Moderately decreasing on $\mathbb R^n$ implies integrable

Question

In Stein's Fourier Analysis, he stated

if $f:\mathbb R^n\to \mathbb R$ is moderately decreasing, then $\int_{\mathbb R^n} f<\infty$.

where $f$ is cts and moderately decreasing if $\sup_{\mathbb R^n}|x|^{2}|f(x)|<\infty$ and $\int_{\mathbb R^n} f=\lim_N \int_{Q_N}f(x)=\lim_N\int_{-N}^{N}…\int_{-N}^{N}f(x_1,…,x_n)$.

I am trying to prove this by showing

$\sup_{\mathbb R^n}(1+x_1^2)(1+x_2^2)…(1+x_n^2)|f(x)|<\infty$ iff $f$ is moderate decreasing.

Since in the previous chapter Stein defined a function $f:\mathbb R^2\to \mathbb R$ is moderate decreasing iff $|f(x,y)|<\frac{A}{(1+x^2)(1+y^2)}$ for some $A>0$.

The necessary condition is clear as $x_1^2+…+x_n^2\le (1+x_1^2)(1+x_2^2)…(1+x_n^2)$. ButI I have no idea in showing the another side.

Edit: I took the wrong definition of moderate decrease. The definition should be $f$ is cts and moderately decreasing if $\sup_{\mathbb R^n}|x|^{n+1}|f(x)|<\infty$. So my attempt on the necessary condition also does not work.

Answer 1

1. Regarding the definition of moderate decrease, Stein says in Ch. 6 Section 1.2:

Two observations are in order. First, we may replace the square $Q_{N}$ by the ball $B_{N}=\left\{x \in \mathbb{R}^{d}:|x| \leq N\right\}$ without changing the definition. Second, we do not need the full force of rapid decrease to show that the limit exists. In fact it suffices to assume that $f$ is continuous and $$ \sup _{x \in \mathbb{R}^{d}}|x|^{d+\epsilon}|f(x)|<\infty \quad \text { for some } \epsilon>0. $$ For example, functions of moderate decrease on $\mathbb{R}$ correspond to $\epsilon=1$. In keeping with this we define functions of moderate decrease on $\mathbb{R}^{d}$ as those that are continuous and satisfy the above inequality with $\epsilon=1$. The interaction of integration with the three important groups of symmetries is as follows: if $f$ is of moderate decrease, then (i) $\int_{\mathbb{R}^{d}} f(x+h) d x=\int_{\mathbb{R}^{d}} f(x) d x$ for all $h \in \mathbb{R}^{d}$, (ii) $\delta^{d} \int_{\mathbb{R}^{d}} f(\delta x) d x=\int_{\mathbb{R}^{d}} f(x) d x$ for all $\delta>0$, (iii) $\int_{\mathbb{R}^{d}} f(R(x)) d x=\int_{\mathbb{R}^{d}} f(x) d x$ for every rotation $R$.

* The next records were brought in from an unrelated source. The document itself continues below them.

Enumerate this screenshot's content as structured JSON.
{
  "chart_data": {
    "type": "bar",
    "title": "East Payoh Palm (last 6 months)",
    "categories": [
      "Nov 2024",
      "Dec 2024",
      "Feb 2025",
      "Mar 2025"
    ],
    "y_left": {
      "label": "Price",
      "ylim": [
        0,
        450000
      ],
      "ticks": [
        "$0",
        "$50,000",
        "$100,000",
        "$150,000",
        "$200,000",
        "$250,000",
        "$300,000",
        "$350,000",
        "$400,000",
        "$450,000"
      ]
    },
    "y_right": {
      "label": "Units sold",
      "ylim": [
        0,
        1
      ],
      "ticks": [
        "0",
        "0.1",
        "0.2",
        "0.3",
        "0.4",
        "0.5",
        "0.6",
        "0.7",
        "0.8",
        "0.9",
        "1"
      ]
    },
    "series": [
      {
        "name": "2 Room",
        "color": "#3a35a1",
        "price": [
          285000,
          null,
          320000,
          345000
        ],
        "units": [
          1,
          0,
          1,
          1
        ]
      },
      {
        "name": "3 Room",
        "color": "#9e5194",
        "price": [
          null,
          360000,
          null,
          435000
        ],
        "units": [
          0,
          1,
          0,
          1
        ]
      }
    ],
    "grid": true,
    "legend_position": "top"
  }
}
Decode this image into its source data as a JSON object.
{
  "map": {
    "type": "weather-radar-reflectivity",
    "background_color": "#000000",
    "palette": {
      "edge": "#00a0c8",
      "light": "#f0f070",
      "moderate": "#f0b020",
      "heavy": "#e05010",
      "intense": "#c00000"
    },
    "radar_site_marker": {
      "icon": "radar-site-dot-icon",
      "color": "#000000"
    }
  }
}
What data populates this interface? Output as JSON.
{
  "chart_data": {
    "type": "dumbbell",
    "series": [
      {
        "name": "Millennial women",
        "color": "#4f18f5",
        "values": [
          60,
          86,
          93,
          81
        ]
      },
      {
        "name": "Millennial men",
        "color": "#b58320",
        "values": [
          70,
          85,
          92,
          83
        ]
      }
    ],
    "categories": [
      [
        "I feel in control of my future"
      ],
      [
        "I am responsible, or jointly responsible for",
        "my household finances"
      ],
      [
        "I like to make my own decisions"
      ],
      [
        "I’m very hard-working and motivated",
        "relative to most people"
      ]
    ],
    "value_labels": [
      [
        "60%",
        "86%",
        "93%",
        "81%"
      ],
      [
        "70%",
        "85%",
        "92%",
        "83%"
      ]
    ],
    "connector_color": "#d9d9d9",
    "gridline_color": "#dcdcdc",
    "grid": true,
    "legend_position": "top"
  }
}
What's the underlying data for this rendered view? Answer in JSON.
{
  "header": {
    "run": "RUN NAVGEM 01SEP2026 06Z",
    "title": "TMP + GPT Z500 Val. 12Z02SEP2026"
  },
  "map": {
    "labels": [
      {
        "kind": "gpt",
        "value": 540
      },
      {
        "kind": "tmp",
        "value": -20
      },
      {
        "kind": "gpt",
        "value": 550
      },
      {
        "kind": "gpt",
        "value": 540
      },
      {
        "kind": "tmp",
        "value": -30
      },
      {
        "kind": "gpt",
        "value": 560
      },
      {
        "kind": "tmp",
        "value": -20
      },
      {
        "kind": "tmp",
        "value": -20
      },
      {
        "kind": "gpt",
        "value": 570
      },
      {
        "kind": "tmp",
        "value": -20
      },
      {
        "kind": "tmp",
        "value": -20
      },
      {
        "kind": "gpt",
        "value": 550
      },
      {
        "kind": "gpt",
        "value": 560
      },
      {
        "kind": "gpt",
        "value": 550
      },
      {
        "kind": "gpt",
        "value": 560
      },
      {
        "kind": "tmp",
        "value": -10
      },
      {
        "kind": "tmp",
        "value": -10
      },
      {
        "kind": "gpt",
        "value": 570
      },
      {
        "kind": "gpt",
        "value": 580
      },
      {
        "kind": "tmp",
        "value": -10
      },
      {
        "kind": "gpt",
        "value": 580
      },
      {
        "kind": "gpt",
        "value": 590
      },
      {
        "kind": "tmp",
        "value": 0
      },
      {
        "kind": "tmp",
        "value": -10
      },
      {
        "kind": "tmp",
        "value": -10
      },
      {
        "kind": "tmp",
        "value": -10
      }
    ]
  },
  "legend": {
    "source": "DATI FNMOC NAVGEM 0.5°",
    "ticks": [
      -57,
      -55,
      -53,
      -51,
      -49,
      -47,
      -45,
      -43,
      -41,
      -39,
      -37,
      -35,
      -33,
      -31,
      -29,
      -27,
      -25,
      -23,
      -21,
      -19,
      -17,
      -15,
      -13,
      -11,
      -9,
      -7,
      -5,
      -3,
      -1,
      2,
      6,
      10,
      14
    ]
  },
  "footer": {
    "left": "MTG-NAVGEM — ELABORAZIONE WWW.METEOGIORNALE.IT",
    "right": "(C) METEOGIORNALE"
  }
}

2. That said, I did not verify Stein's definition in an answer to your previous question, and the reason was that (well, Stein doesn't always clearly mark where the definitions are...but also) $\frac1{(1+x^2)(1+y^2)}$ is indeed integrable on $\mathbb R^2$. Regardless, the method in that answer gets you any power, (as the functions there are rapidly decreasing) which does finally answer the question with the corrected definition of moderate decrease when you use $ (1+x^2+y^2) \le (1+x^2)(1+y^2)$ which gives $(1+|(x,y)|^3) \lesssim (1+x^2)^{3/2}(1+y^2)^{3/2}.$ I will eventually modify the answer there appropriately...

3. For the task at hand, you will want to use polar/spherical coordinates (see the appendix of Stein for a statement of the change of variables theorem, I believe Rudin has a proof. The radial case has a proof here but using the "coarea formula".) to show that $g(x)=\frac1{1+|x|^{d+1}}$ is integrable. In fact for any $h:\mathbb R\to\mathbb R$, $$\int_{ B_R(0) } h(|x|) dx = \omega_d \int_0^R h(r) r^{d-1} dr$$ where $\omega_d$ is some constant that depends only on $d$ and not on $h$ or $R$. ($\omega_d$ is the area of the unit sphere of $\mathbb R^d$.) Then you can apply some sort of comparison theorem for integrals e.g. this one.